Because I love it. That’s what I do. I’m a writer. I’m supposed to write 80 pieces a year. But it can take me 3 1/2 hours to write what used to take me 45 minutes. That just means I have to write more often.

When are you going to write a book?

Never. I don’t have a book in me. I don’t see myself as a celebrity like other people do.
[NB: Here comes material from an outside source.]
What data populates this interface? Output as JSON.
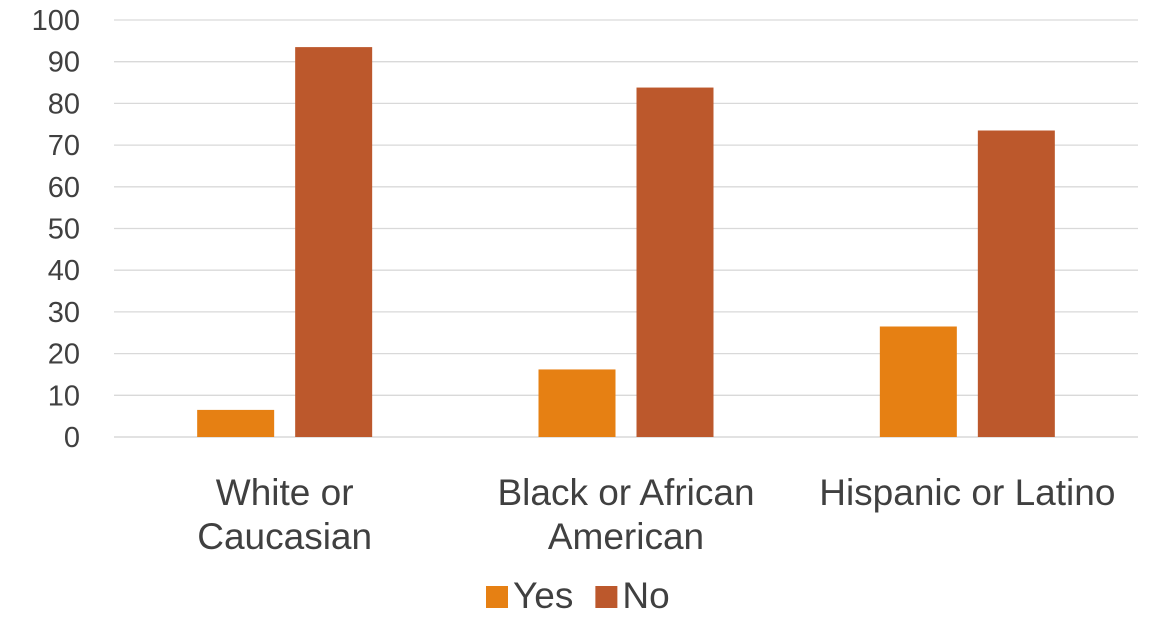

How much time do you spend traveling?

I commuted to L.A. for three years to do an NBA show. We used to do 200 PTIs a year. Last year I did 170 [usually taped in a studio in downtown Washington, D.C.]. I’m here 50 percent of the time, with the rest split between Chicago and Arizona. I didn’t change my schedule after my heart attack. I changed my habits. I weighed 252 pounds in 1995. I weighed 218 this morning. I’m trying to get down to 211. We got 10 years’ use out of the house in Arizona, but now that my son’s in school, he can’t be out there very much. Sheryl and I probably only spend 40 percent of the nights together, but that was my life when she signed up for it. I didn’t get married at 24. I got married at 39. I’ll read with Matthew and play basketball with him, watch games and put him to bed, but I’m rarely home to have dinner with him.  

What do you do for fun?

I play golf. I belong to Columbia Country Club and to a club in Arizona. I read, but like most men, I don’t read fiction. I’m playing tennis again because Matthew plays.

What do you like about living in Bethesda?

I hate the summers here like I hate the winters in Chicago. But I love Washington’s literacy. I have lived all around the area—Upper Northwest, Arlington, Fairfax. Sheryl grew up in Northwest. She went to Stone Ridge, UVA and Duke Law School. She made the decision for us to live in Bethesda. We live near Stone Ridge. I love the house. I love the neighbors. I love the neighborhood. I love the way Bethesda works. I love its intelligence, the feel of it.

David Elfin is a Bethesda resident and the author of seven books on Washington sports.